You can see in the extend_mOTUs_DB/TEST/ directory what you have to prepare as input: - a file named genome.list with the name of the files with the genomic sequences - a directory genomes with the genome sequences (one per file) - a file named taxonomy_file.txt with the taxonomy of the genomes (the format is NCBI_taxonomy_id taxonomy_name, separated by a tabs)

2.2. Run MG extraction

for i in $(cat extend_mOTUs_DB/TEST/genomes.list); do ./extend_mOTUs_DB/SCRIPTS/extend_mOTUs_addGenome.sh extend_mOTUs_DB/TEST/genomes/$i.fasta $i newdbfolder extend_mOTUs_DB/SCRIPTS/ $MOTUS_DIR; done

This call will extract the marker genes from the genome sequences.

2.3. Run DB generation

./extend_mOTUs_DB/SCRIPTS/extend_mOTUs_generateDB.sh extend_mOTUs_DB/TEST/genomes.list newdbname extend_mOTUs_DB/TEST/taxonomy_file.txt newdbfolder extend_mOTUs_DB/SCRIPTS/ $MOTUS_DIR

This call will do the clustering and create a new database that can be found in newdbfolder/newdbname/db_mOTU

2.4. Make DB available for mOTUs

The new database can be specified as the input using the motus command or copied to the default database folder inside the motus folder.

3. Testing

Test that the database is updated.
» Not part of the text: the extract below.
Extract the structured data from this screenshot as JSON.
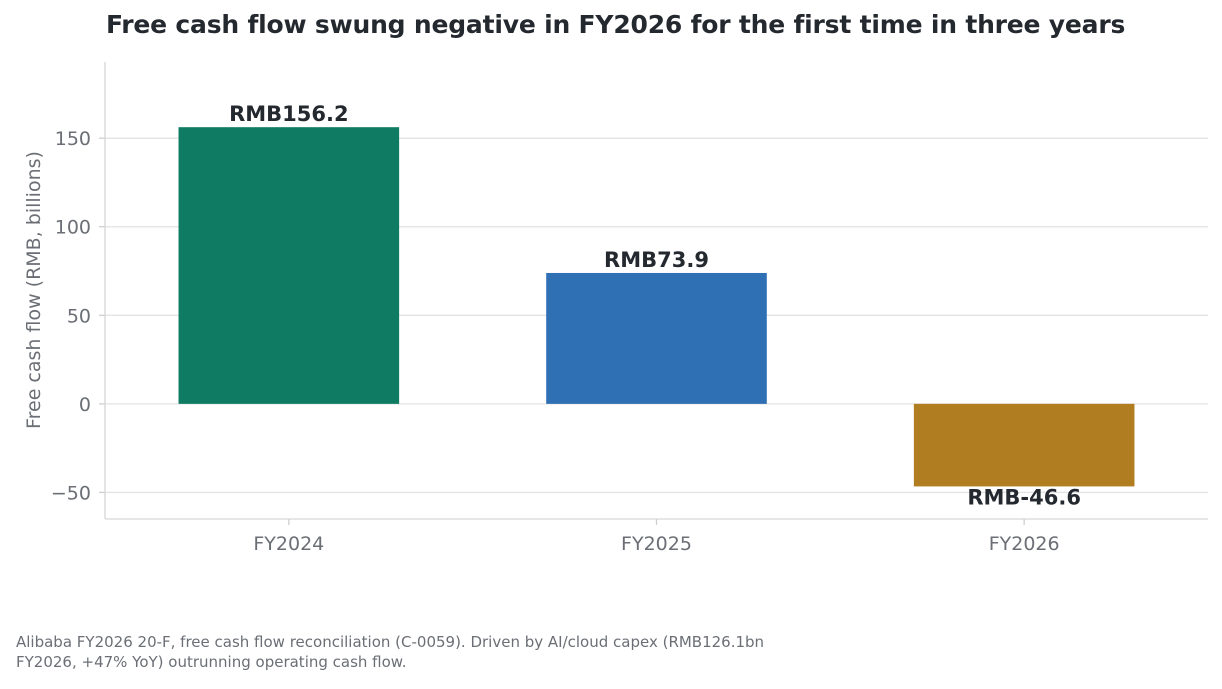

In the extend_mOTUs_DB/TEST/ directory there is a fastq file to test (test1_single.fastq). Run: $MOTUS_DIR/motus profile -g 1 -c -s extend_mOTUs_DB/TEST/test1_single.fastq If the database was updated correctly you will see: unknown Roseburia [meta_mOTU_v2_7798] 0 unknown Firmicutes [meta_mOTU_v2_7799] 0 unknown Clostridiales [meta_mOTU_v2_7800] 0 -1 0 Chryseobacterium indologenes [newdbname_1] 0 unknown Sphingobacterium [newdbname_2] 2 unknown Leadbetterella [newdbname_3] 0 Where the last three rows are the new mOTUs. In extend_mOTUs_DB/TEST/test1_single.fastq we simulated some reads from newdbname and we are now able to profile this new species. Note that those mOTUs are specific of the genomes that were selected in point 2.1.